Mr Jain alleged the coal crisis appears to be “man-made, even as the crisis of medical oxygen supply during the COVID-19 second wave.”

“There is politics occurring. If you create a crisis, it’ll seem that some great work has been done by solving it,” the Delhi minister said.
Delhi encompasses a 1,300 megawatt (MW) gas-fired power station in Bawana on the city’s outskirts. “All three companies in Delhi are distributors and not power producers. we rely on the centre’s plants. If the provision doesn’t come, then after two days there’ll be a blackout within the whole of Delhi,” Mr Jain said.

A Reuters analysis of daily load despatch data from the central grid regulator showed India’s power supply deficit within the first seven days of October amounted to 11.2 per cent of the country’s total shortages throughout the year.

The data is publicly available but the analysis provides a primary concrete indication of the extent of the matter.

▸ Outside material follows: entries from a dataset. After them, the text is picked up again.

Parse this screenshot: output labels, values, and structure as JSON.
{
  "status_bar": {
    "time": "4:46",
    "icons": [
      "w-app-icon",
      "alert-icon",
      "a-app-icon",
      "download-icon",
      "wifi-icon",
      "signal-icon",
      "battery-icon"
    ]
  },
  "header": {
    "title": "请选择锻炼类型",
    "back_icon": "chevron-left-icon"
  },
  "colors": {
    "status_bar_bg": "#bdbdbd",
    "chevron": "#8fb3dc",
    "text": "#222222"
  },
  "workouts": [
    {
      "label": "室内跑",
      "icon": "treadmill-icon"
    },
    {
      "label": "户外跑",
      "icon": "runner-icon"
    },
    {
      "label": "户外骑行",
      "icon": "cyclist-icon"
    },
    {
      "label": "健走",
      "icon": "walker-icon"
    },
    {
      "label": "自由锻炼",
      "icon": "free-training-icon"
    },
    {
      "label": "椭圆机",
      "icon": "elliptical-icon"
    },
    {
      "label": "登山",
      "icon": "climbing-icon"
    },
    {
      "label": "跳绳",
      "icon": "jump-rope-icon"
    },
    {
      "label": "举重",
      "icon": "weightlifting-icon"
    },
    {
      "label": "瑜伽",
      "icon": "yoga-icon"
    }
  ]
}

Energy supplies are under strain globally as prices surge and demand and provide chains are strained by the recovery of consumption following lockdowns to contain the pandemic.
Mr Kejriwal today tweeted he has written to Prime Minister Narendra Modi for his intervention in making adequate arrangements of coal and gas to power plants supplying electricity to the town. “Delhi could face an influence crisis. i’m personally keeping a detailed follow true. We are attempting our greatest to avoid it. within the meanwhile, I wrote a letter to Hon’ble PM seeking his personal intervention,” Mr Kejriwal tweeted.